Winter conditions sometimes have the opposite effect of dry eye—watery eyes and excessive tear production. To compensate for the drying effect of cold air and wind, your eyes will sometimes overproduce tears to protect themselves and maintain the proper moisture level. But if this causes discomfort or difficulty seeing while you are outside, then try wearing protective glasses or goggles to prevent exposure to the elements.
If you find that your eyes are watering up when you are indoors, then again, you may have a seasonal allergy and its best to speak with your eye doctor about your symptoms.
While many days during winter are filled with thick cloud cover and darkness, snow and ice covered areas reflect a lot more light than you might expect. This brightness leads to light sensitivities for many people. If your eyes experience discomfort, twitching, or you find yourself blinking more often, then protect your eyes with polarized, UV-graded sunglasses.
Believe it or not, it’s also possible to receive a sunburn on your eyes. Reflected sunlight from snow and ice increases your chances of getting a sunburn on non-protected areas of your body. If your eyes experience an increase in light sensitivity, irritation, or pain following an extended period outside, especially at higher elevations, then you may have a sunburn. See your eye doctor for treatment of symptoms and to prevent long term damage. Cumulative UV damage to your eyes can cause vision loss and macular degeneration, so be sure to always wear protective goggles and glasses, especially during winter sports.

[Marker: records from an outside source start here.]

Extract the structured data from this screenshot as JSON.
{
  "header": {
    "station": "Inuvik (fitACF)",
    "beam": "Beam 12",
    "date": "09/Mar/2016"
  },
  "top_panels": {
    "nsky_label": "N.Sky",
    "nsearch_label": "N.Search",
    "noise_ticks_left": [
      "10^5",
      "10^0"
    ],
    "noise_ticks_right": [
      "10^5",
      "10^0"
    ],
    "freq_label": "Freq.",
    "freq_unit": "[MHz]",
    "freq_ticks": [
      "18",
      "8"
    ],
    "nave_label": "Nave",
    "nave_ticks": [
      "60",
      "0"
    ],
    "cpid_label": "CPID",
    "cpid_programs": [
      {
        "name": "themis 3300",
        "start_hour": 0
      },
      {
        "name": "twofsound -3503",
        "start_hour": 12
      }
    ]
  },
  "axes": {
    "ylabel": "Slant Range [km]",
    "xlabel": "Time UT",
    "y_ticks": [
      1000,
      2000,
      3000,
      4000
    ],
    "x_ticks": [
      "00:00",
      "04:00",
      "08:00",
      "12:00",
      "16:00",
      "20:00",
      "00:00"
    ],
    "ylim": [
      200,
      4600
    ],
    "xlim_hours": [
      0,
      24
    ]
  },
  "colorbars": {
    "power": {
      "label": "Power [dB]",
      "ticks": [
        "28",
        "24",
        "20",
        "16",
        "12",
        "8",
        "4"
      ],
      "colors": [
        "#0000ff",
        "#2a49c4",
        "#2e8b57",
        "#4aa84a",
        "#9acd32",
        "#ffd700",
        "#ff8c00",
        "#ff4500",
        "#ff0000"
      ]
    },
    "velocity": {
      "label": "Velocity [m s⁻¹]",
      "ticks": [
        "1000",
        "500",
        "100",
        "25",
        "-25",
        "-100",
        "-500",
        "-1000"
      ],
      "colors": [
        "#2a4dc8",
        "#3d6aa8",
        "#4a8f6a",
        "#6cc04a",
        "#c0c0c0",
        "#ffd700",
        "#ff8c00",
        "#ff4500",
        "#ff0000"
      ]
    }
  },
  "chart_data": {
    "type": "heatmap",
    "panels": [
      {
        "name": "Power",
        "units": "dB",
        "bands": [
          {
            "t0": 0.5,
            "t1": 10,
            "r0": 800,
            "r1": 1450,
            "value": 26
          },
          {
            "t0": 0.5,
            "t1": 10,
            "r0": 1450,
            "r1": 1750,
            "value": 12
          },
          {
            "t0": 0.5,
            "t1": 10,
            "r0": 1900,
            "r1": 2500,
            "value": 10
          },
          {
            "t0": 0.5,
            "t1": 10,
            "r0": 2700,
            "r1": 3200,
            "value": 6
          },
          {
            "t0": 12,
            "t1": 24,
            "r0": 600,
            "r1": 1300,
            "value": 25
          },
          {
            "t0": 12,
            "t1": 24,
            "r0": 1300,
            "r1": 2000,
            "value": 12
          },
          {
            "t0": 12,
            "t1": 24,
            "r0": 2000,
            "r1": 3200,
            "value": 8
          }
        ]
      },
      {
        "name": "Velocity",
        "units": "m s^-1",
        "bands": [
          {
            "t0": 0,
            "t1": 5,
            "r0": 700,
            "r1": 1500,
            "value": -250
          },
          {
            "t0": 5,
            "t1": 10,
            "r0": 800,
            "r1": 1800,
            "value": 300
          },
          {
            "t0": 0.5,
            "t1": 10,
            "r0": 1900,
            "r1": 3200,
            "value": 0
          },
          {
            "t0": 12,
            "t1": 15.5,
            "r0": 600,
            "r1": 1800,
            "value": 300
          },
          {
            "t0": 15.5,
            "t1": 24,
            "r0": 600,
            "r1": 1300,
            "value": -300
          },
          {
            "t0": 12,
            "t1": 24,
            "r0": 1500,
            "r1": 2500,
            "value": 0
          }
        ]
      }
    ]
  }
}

Depending on where you live, temperatures may drop well below freezing during the winter months. Extreme temperatures constrict blood flow to many parts of the body to conserve heat for the most vital organs, and sometimes your eyes may also be affected. When blood flow to your eyes is restricted, it’s possible to experience immediate vision changes like light sensitivity, double vision, and vision loss. Move to a warmer area indoors to increase blood flow and if your vision doesn’t return to normal within thirty minutes, then seek medical help immediately.
Of course, winter can be a drag if you focus on the bitter cold, shorter days, and piles of snow blocking your driveway, but it always depends on how you look at things. Now that your eyes are seeing their best, get back to enjoying winter the way it’s supposed to be enjoyed, with snowball fights, hot chocolate, indoor family time and a book by the fire.